Resignémonos. Es lo que quieren. Callémonos. Es lo que pretenden. Miremos hacia otro lado, es lo que anhelan. El nivel político y el debate de ideas es el que es. El espectáculo se define por sí solo. No cesa. Como aquel rayo del poeta. La hojarasca es cada vez más tupida, pero enmarañada y resbaladiza. Cuando a aquellas hojas las ha embadurnado la lluvia, el polvo crea una capa resbaladiza. La misma por la que se corroe el debate público. Pegasus y espionaje. Grito de los políticos catalanes. Silencio monclovita.
Se baja a lo zafio, a lo mezquino, y se ensalza la confrontación en una coreografía de mediocridad y de trampantojos. La estrategia simplemente no es otra que la polarización destructiva. En vez de ganar de nuevo confianza, credibilidad, convicción, se intenta hundir aún más cada institución en la ciénaga, mientras solo unos pocos juegan a seguir siendo dueños y señores del albero político y público.
El esperpento de los últimos meses es una gota más en este océano de mentiras, mezquindades y veleidades. Del grado extremo al que llega el cinismo de algunos políticos. De la indiferencia y arrogancia estéril, pero también de la chulería socarrona. Verdaderamente me pregunto si a alguien le importa este país.
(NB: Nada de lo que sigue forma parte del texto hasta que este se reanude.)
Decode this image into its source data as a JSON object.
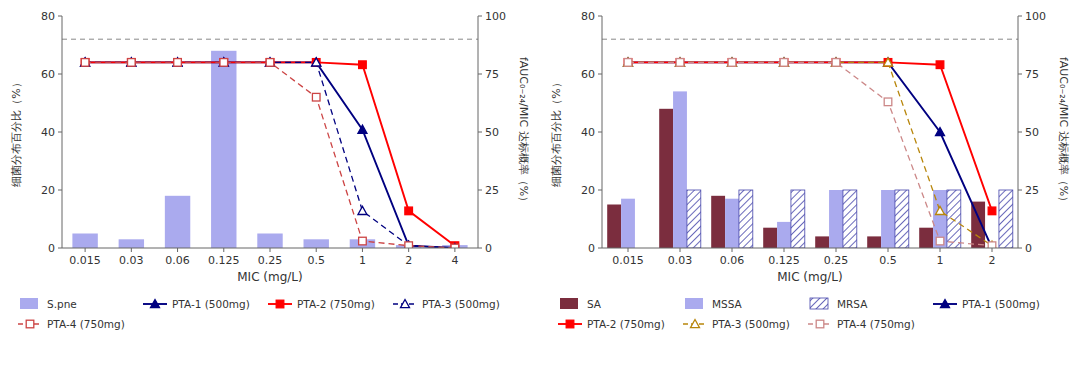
{
  "chart_data": [
    {
      "type": "bar",
      "x_label": "MIC (mg/L)",
      "y_label": "细菌分布百分比（%）",
      "y2_label": "fAUC₀₋₂₄/MIC 达标概率（%）",
      "categories": [
        "0.015",
        "0.03",
        "0.06",
        "0.125",
        "0.25",
        "0.5",
        "1",
        "2",
        "4"
      ],
      "series": [
        {
          "name": "S.pne",
          "type": "bar",
          "color": "#aaaaee",
          "values": [
            5,
            3,
            18,
            68,
            5,
            3,
            3,
            1,
            1
          ]
        },
        {
          "name": "PTA-1 (500mg)",
          "type": "line",
          "axis": "y2",
          "color": "navy",
          "marker": "triangle",
          "line_style": "solid",
          "values": [
            80,
            80,
            80,
            80,
            80,
            80,
            51,
            1,
            0
          ]
        },
        {
          "name": "PTA-2 (750mg)",
          "type": "line",
          "axis": "y2",
          "color": "red",
          "marker": "square",
          "line_style": "solid",
          "values": [
            80,
            80,
            80,
            80,
            80,
            80,
            79,
            16,
            1
          ]
        },
        {
          "name": "PTA-3 (500mg)",
          "type": "line",
          "axis": "y2",
          "color": "navy",
          "marker": "triangle-open",
          "line_style": "dashed",
          "values": [
            80,
            80,
            80,
            80,
            80,
            80,
            16,
            1,
            0
          ]
        },
        {
          "name": "PTA-4 (750mg)",
          "type": "line",
          "axis": "y2",
          "color": "#cc4444",
          "marker": "square-open",
          "line_style": "dashed",
          "values": [
            80,
            80,
            80,
            80,
            80,
            65,
            3,
            1,
            0
          ]
        }
      ],
      "hline": 90,
      "ylim": [
        0,
        80
      ],
      "yticks": [
        0,
        20,
        40,
        60,
        80
      ],
      "y2lim": [
        0,
        100
      ],
      "y2ticks": [
        0,
        25,
        50,
        75,
        100
      ],
      "grid": false,
      "legend": "bottom"
    },
    {
      "type": "bar",
      "x_label": "MIC (mg/L)",
      "y_label": "细菌分布百分比（%）",
      "y2_label": "fAUC₀₋₂₄/MIC 达标概率（%）",
      "categories": [
        "0.015",
        "0.03",
        "0.06",
        "0.125",
        "0.25",
        "0.5",
        "1",
        "2"
      ],
      "series": [
        {
          "name": "SA",
          "type": "bar",
          "color": "#7b2d3e",
          "values": [
            15,
            48,
            18,
            7,
            4,
            4,
            7,
            16
          ]
        },
        {
          "name": "MSSA",
          "type": "bar",
          "color": "#aaaaee",
          "values": [
            17,
            54,
            17,
            9,
            20,
            20,
            20,
            0
          ]
        },
        {
          "name": "MRSA",
          "type": "bar",
          "color": "#4444aa",
          "marker": "hatch",
          "values": [
            0,
            20,
            20,
            20,
            20,
            20,
            20,
            20
          ]
        },
        {
          "name": "PTA-1 (500mg)",
          "type": "line",
          "axis": "y2",
          "color": "navy",
          "marker": "triangle",
          "line_style": "solid",
          "values": [
            80,
            80,
            80,
            80,
            80,
            80,
            50,
            0
          ]
        },
        {
          "name": "PTA-2 (750mg)",
          "type": "line",
          "axis": "y2",
          "color": "red",
          "marker": "square",
          "line_style": "solid",
          "values": [
            80,
            80,
            80,
            80,
            80,
            80,
            79,
            16
          ]
        },
        {
          "name": "PTA-3 (500mg)",
          "type": "line",
          "axis": "y2",
          "color": "darkgoldenrod",
          "marker": "triangle-open",
          "line_style": "dashed",
          "values": [
            80,
            80,
            80,
            80,
            80,
            80,
            16,
            1
          ]
        },
        {
          "name": "PTA-4 (750mg)",
          "type": "line",
          "axis": "y2",
          "color": "#cc8888",
          "marker": "square-open",
          "line_style": "dashed",
          "values": [
            80,
            80,
            80,
            80,
            80,
            63,
            3,
            1
          ]
        }
      ],
      "hline": 90,
      "ylim": [
        0,
        80
      ],
      "yticks": [
        0,
        20,
        40,
        60,
        80
      ],
      "y2lim": [
        0,
        100
      ],
      "y2ticks": [
        0,
        25,
        50,
        75,
        100
      ],
      "grid": false,
      "legend": "bottom"
    }
  ]
}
Prefiero no contestar. Aquí cada uno a lo suyo. El precio es el valor. Y el valor solo es lo económico. Como síntoma de un poder efímero, pero sórdido.
Pero no caigamos en letanías viejas y solipsistas. Me temo que a nadie importa. O eres ciudadano de a pie o no estás. Porque no les importan. Quieren vía libre para hacer y deshacer, pero luego necesitan la foto, la cara de preocupación pero también la de estadistas. No los hay. Esto es un erial. No hay liderazgo. Queda alguno en el mundo empresarial, ético, sociológico y en la investigación, pero muy contado. El resto, desgana y galbana intelectual. Somos como somos. Nadie nos va a cambiar si no hay antes voluntad y tesón de hacerlo uno mismo.
Pero no caigamos, segunda vez que lo decimos, en el desánimo. Eso sería darles la razón, la derrota y el arrodillamiento sin flagelo. Atrévase a pensar en voz alta. Somos ciudadanos. No pantomimas.